There as a small audience for A Little Man’s Holiday, on this, the official first day of the Fringe. Paddleboat’s cast adapted to that small numbers with ease in a show that deserves, and I think will attract, a wider audience pretty quickly.

This is a piece of story theatre, often addressed directly to the audience, with well placed, and never over-bearing, audience participation. The story is supported by some inventive props as well as music, played live on a keyboard on stage. It’s refreshing to see the use of a simple musical backdrop rather than canned music or the now cliched accordion. The piano enhances the mood of story theatre and is well woven into the unfolding story, adding to the atmosphere, changes in tempo, and build up of tension when needed.

Little Man leaves his bored office life in search of adventure and escape, dressed up as the need for a holiday. Little Man is a gentle man at heart but there’s courage there too, which shows itself in a sea adventure that is a quest for lost treasure. Little Man is tired of city life. Little man is a bit of us all.
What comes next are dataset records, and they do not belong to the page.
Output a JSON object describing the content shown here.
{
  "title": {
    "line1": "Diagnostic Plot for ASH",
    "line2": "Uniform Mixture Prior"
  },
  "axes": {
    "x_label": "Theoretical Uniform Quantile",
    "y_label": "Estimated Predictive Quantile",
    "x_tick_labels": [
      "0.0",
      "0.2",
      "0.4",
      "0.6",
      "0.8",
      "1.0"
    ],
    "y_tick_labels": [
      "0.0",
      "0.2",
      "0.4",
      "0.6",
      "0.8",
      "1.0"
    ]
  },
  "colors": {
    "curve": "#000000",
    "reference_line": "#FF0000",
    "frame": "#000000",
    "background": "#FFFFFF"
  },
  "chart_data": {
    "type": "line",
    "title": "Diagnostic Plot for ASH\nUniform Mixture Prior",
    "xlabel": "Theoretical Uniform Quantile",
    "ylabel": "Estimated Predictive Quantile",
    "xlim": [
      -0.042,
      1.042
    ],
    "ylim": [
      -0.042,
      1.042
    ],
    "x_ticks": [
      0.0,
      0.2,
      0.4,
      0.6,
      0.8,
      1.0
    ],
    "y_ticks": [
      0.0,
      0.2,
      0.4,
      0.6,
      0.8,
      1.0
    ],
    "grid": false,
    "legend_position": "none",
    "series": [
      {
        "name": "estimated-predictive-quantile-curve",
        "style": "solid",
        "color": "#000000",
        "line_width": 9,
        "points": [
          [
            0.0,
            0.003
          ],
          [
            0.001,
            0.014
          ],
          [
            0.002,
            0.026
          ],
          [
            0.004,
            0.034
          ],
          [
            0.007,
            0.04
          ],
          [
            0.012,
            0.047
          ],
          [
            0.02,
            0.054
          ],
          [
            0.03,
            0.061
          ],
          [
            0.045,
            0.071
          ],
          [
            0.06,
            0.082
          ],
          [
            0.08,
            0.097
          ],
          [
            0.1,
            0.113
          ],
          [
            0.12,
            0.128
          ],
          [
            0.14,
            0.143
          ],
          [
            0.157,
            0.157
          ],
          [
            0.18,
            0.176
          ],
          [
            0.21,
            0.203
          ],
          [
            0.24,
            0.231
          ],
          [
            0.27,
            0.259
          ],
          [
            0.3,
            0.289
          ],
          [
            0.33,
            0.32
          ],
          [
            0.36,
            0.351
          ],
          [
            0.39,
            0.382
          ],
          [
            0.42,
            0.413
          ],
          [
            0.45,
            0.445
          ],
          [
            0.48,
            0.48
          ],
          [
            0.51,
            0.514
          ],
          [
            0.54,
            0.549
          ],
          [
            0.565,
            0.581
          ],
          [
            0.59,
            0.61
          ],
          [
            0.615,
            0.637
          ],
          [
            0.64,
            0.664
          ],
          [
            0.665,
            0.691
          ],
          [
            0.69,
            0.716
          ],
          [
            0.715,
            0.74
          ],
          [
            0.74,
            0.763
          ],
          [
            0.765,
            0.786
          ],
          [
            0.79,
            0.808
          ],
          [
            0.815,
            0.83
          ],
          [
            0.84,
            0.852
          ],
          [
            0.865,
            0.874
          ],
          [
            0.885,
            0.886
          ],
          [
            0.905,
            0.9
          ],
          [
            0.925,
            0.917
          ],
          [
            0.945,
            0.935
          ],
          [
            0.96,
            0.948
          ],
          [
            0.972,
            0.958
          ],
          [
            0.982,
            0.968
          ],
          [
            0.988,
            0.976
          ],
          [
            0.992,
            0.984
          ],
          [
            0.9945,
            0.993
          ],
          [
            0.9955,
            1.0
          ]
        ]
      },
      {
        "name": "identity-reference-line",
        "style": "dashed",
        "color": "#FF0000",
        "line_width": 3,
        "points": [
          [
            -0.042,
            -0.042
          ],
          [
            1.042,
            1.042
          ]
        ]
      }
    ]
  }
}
Puppetry, delightful props, a suitable villain and plenty of story twists and turns all add to the entertainment. There’s plenty to see and the story remains clear and accessible throughout.

The cast are all good, confident and focused utterly on sharing the tale. This is a quality children’s production, offering an antidote to TV and film CGI and product placement too often found laced into fringe children shows. Traditional in style, drawing on folk tradition in terms of music and costume, a high sea adventure is enriched by some intelligent scripting and story. There’s an underlying pedagogy here. The children learn as they watch, without any overt teaching needed. We learn about work and play, about the role of money in relation to happiness, about maps, about the sea and navigation. The show is loaded with interesting information laced nimbly into the narrative.
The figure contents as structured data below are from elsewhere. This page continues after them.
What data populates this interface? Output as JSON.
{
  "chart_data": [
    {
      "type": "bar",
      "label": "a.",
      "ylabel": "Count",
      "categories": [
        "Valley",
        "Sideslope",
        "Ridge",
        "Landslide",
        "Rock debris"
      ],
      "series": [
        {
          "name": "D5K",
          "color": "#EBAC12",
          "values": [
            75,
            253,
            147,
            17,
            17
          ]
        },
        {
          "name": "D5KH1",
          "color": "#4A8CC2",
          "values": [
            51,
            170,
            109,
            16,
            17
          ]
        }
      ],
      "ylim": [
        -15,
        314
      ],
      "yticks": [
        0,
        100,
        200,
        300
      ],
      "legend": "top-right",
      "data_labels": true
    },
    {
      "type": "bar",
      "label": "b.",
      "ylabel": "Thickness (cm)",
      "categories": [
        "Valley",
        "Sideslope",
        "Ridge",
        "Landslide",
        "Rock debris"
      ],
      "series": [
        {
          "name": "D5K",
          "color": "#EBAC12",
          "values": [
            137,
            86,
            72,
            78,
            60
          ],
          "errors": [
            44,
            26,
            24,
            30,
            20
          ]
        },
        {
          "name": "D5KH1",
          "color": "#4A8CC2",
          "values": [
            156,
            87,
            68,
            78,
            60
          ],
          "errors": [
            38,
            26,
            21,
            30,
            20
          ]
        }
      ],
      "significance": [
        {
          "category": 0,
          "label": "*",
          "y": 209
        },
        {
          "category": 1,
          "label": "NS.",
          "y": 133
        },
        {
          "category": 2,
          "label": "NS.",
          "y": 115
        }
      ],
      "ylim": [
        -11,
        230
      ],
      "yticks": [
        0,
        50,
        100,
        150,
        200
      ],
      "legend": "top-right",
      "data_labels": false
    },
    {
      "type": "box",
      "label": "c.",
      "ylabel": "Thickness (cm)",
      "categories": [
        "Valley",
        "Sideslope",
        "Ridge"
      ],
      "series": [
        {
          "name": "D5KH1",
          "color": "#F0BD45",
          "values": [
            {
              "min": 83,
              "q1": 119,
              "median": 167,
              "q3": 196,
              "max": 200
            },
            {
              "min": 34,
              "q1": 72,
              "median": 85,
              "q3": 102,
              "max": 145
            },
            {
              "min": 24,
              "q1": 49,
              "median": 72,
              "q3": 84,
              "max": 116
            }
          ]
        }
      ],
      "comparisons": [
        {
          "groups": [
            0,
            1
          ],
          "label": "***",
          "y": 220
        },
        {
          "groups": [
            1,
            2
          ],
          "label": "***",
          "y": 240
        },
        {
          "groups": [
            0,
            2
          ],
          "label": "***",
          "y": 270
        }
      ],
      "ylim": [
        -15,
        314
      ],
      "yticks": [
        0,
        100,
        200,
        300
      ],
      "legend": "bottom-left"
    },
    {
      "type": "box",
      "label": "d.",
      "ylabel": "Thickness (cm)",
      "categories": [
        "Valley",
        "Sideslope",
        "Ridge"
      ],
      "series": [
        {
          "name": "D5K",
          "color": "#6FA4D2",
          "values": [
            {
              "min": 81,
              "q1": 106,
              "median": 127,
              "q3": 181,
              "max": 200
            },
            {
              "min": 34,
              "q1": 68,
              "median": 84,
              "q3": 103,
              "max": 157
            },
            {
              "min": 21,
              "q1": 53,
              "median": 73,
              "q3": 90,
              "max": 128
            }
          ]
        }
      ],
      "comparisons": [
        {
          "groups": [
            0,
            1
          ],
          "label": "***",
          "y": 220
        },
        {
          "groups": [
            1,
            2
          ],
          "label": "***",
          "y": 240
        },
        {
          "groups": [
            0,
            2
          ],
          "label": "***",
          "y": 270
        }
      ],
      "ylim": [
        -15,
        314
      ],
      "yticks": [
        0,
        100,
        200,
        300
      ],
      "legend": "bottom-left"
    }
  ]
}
Natural colours, a simple set with plenty of interesting and useful props, PaddleBoat Theatre make life-size small with a change of those props and it fascinates those watching.

This is a lovely show, delivered eloquently by a very together cast. It is warm-hearted theatre. Little Man stares out of his office window and dreams of the sea, dreams of escape. We all want him to go, and we want to go with him, away from the greedy boss, realised by some well design and delivered puppetry. As we head under sea, I will not spoil for you the surprises in store.

Some of the staging needs to be a bit tighter in terms of overlapping music with live action, and also not performing out of from focused light. When that happens things become a little less clear. But those moments are rare in a charming theatre production I am happy to highly recommend.